A partir de las escritoras que Enríquez menciona en su libro se puede dibujar un mapa de la mejor literatura iberomericana del siglo pasado escrita por mujeres, que lentamente va sobreimprimiéndose al tradicional, excesivamente masculino. La ambigua relación de Ocampo con Alejandra Pizarnik; los celos que la engulleron cuando descubrió la relación de Bioy con Elena Garro (incluida en la antología del año 40); la admiración que sintió por Clarice Lispector (“tenía esa cosa evanescente, que era su encanto”); o su relación personal y profesional con Rosa Chacel (quien, por cierto, publicó en el número 143 de la revista Sur una larguísima reseña de Los que aman, odian, la novela que Bioy y Ocampo escribieron a cuatro manos) tejen una constelación de escritoras extraordinarias que han entrado en el canon con retraso.
Reticente a confesar sus influencias y sus deslumbramientos, la menor de las hermanas Ocampo apenas mencionó a Lispector y a Djuna Barnes entre sus lecturas favoritas (quien amplía el mapa al hemisferio norte). También expresó su respeto por la obra de Julio Cortázar, sin duda el menos patriarcal de los autores del Boom, el más abierto a los géneros fluidos, y —por eso— el escritor argentino con quien más afinidad demuestra en sus relatos.
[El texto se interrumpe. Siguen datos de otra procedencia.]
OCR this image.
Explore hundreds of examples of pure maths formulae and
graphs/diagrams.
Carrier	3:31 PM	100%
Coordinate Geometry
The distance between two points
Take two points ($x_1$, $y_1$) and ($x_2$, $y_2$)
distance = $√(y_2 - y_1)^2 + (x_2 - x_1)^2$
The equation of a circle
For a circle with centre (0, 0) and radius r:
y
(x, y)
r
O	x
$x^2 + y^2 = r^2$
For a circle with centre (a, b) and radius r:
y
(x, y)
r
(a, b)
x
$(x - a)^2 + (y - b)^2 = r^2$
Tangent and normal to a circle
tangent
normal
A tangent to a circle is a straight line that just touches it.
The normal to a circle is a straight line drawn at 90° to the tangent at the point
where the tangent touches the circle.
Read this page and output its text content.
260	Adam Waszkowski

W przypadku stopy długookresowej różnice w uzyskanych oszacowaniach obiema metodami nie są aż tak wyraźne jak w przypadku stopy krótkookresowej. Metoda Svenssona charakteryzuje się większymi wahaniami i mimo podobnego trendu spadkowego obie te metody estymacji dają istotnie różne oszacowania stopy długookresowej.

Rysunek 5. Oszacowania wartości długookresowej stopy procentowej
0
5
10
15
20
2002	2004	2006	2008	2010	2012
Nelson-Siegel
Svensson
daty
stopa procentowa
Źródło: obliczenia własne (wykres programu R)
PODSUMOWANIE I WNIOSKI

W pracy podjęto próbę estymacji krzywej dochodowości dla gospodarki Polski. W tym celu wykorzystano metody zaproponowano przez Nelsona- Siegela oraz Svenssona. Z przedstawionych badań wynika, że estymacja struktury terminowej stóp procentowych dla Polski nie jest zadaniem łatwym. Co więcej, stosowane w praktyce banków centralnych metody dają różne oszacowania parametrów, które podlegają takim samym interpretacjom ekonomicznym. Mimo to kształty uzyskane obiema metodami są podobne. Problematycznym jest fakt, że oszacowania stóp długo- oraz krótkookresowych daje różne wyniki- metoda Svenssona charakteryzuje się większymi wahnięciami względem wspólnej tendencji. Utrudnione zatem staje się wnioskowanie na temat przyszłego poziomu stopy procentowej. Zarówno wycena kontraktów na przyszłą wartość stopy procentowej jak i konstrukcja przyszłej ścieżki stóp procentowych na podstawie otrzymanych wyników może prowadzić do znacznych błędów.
Esa cartografía no sería luminosa si perteneciera exclusivamente al siglo XX, si no fuera un mapa celeste también del siglo XXI. Silvina Ocampo es una referencia que Enríquez comparte con la otra escritora argentina nacida en los años setenta con mayor proyección internacional, Samanta Schweblin. Y la directora de cine argentina más premiada, de esa misma generación, Lucrecia Martel, le dedicó un documental inquietante y precioso: Silvina Ocampo: las dependencias. Han escrito sobre ella también algunas de las escritoras más importantes de las generaciones anteriores, como Matilde Sánchez, Graciela Speranza, María Moreno o Sylvia Molloy.
“Escribir antes o después de que sucedan las cosas es lo mismo: inventar es más fácil que recordar”, escribió la hermana menor mientras imaginaba futuros. Desde el nuestro la seguimos leyendo. Y reivindicando.